The triangle formed by New Jersey avenue, 3d and H streets, known as square north 563, in 1794 was included in the Greenleaf holdings. In 1811 Charles Glover was the owner; three years after N.H. Heath; S. Ellitt, jr., from 1815 to 1844 had title, which he sold to D.W. Middleton for $25.78.

Twenty-two lots on H, I, 2d and 3d streets formed square 562, and though included in the contract of Mr. Greenleaf in 1794, were vested in Mr. Oden in 1796. In 1827 John P. Ingle had title, and in 1836 John B. Kerr and Anthony McLean were the owners. Long did it remain open ground, and as such during the civil war it was taken by the government as the site of Stanton Hospital.

Between 3d, 4th, H and I streets, square 528, of twelve lots, was, in 1798, vested in Mr. Oden, though a Greenleaf square. John Pelty was the owner in 1812, and Judge Buckner Thurston, who came here as a senator from Kentucky, and served on the Circuit Court bench in 1816, invested here.

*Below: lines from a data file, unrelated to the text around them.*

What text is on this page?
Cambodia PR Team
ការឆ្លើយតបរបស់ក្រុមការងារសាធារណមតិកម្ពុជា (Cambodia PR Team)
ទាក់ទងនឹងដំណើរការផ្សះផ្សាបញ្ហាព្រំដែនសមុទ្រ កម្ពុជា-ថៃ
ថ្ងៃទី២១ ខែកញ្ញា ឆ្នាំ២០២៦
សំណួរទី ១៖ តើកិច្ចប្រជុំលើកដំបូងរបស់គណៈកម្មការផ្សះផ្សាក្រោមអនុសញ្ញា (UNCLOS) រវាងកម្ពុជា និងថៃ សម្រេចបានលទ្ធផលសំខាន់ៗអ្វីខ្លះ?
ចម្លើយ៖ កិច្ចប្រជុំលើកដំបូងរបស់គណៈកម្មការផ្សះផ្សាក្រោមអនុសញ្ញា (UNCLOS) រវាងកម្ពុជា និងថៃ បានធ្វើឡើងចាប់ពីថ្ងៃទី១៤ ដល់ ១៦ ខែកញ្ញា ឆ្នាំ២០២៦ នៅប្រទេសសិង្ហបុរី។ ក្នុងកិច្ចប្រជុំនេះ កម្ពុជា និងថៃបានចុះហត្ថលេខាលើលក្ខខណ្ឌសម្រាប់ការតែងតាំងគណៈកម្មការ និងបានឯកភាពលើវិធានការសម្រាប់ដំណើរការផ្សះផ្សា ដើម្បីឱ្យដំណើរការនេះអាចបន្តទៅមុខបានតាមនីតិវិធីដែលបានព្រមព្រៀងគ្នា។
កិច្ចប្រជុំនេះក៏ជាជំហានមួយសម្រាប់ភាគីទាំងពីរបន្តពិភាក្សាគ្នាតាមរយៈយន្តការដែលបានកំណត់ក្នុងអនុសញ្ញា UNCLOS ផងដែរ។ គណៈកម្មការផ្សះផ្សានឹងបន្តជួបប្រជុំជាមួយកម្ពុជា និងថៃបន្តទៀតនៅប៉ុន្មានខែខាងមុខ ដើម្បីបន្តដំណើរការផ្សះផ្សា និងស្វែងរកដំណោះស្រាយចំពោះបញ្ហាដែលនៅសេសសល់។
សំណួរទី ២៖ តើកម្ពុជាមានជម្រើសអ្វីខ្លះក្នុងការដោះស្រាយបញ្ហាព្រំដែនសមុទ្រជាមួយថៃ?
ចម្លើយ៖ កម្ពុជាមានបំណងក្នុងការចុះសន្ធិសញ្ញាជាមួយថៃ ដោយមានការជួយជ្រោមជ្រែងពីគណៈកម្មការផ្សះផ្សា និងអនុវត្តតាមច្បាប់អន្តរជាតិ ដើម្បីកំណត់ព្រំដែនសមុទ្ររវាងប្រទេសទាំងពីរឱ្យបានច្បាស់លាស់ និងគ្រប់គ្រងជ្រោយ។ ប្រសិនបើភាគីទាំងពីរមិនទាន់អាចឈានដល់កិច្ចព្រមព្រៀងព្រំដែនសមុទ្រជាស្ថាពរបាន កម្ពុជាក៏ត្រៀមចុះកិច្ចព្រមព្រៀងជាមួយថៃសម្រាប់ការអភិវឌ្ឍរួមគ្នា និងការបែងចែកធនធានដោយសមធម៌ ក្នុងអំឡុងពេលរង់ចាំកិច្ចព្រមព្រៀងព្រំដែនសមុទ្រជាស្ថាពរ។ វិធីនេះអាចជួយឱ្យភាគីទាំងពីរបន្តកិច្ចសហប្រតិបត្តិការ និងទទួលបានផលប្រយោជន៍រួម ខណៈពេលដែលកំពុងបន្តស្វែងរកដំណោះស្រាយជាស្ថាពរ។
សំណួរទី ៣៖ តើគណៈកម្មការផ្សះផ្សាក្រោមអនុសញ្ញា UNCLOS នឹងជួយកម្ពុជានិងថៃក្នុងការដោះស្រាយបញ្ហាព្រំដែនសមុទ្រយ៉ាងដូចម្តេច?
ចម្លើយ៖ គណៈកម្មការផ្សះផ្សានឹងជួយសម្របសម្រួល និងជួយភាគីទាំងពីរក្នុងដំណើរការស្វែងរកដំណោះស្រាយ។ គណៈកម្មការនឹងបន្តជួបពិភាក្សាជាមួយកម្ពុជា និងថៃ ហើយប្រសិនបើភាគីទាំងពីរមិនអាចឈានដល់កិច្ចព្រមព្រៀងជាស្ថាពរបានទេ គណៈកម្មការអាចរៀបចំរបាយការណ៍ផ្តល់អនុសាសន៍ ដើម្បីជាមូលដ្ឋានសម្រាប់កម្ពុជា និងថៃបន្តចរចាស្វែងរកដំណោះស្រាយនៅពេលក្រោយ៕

A $400 improvement near 4th and I streets was listed to him in the thirties, when much of his square was a garden. The ground in 1802 was listed at half a cent a foot, but was soon after reduced to a fourth; and in 1830 it was rated at one and a half cents. In 1855 lots 9 and 10, near 3d and I streets, were sold to Jerry Dorsey.

One of Greenleaf Squares
The square north 527, of same dimensions, was another of the Greenleaf squares from 1794, and title was in him and assignees till 1844, when it went to W.B. Todd and John P. Pepper for $1,100, less than 2 per foot. Matthew Gault and M.G. Emory purchased the west half of the square for $1,000 shortly after. In the fifties Middleton Birkhead became the original settler, buying a lot on 3d street at about 5 cents per foot and building a home.

One lot in the lines of I, K, 2d and 3d streets and New Jersey avenue made square 560 vested in Mr. Oden. Its early history included Greenleaf’s contract; and but an eighth of a cent was assessed on the ground. Title passing to Mr. Ingle in 1827, back to Oden in ‘29, W.G. Cranch succeeded in ’42, H.N. Moffat in ’45 and Maj. A.A. Nicholson, was the owner in 1851. No permanent improvement was made till after 1847. Two years after the fine row of dwellings at the northwest corner of 2d and I streets came into existence, under he name of Minnesota row. H.M. Rice, the firs delegate and senator from Minnesota, bought here and erected the buildings, and for some years resided in the center of the row. Senator Douglas bought the corner house, moving into it from the Burch mansion, above described, taking up his residence, and Vice President John C. Breckinridge of Kentucky took one of the houses, living here till he left to enter the service of the Southern Confederacy.

Became Well Known
That Minnesota row was soon one of the best known places in the District needs no telling, for both Douglas and Breckinridge became candidates of the northern and southern wings of the democratic party, respectively, for the presidency, while Senator Rice, from his wide experience with the Indiana and popularity in Congress and with the general public, was not any less prominent than the others. They were as well known as hosts as legislators, and in those exciting times many were the enjoyable occasions in these houses. Mr. Douglas became very popular with the patriotic young men of the neighborhood by the encouragement he gave to them in their efforts to raise a military company for the service of the government under Mr. Lincoln, against whom he had been a candidate; and one at least of his strong Union speeches made then to the boys is yet remembered in the neighborhood.

During the civil war Douglas Hospital was located in the row, and the rest of the vacant ground was covered by frame buildings in which many thousand sick and wounded were treated. Later Gen. Grant, Gen. Sherman, Mayor Emory and the papal legation were among other occupants.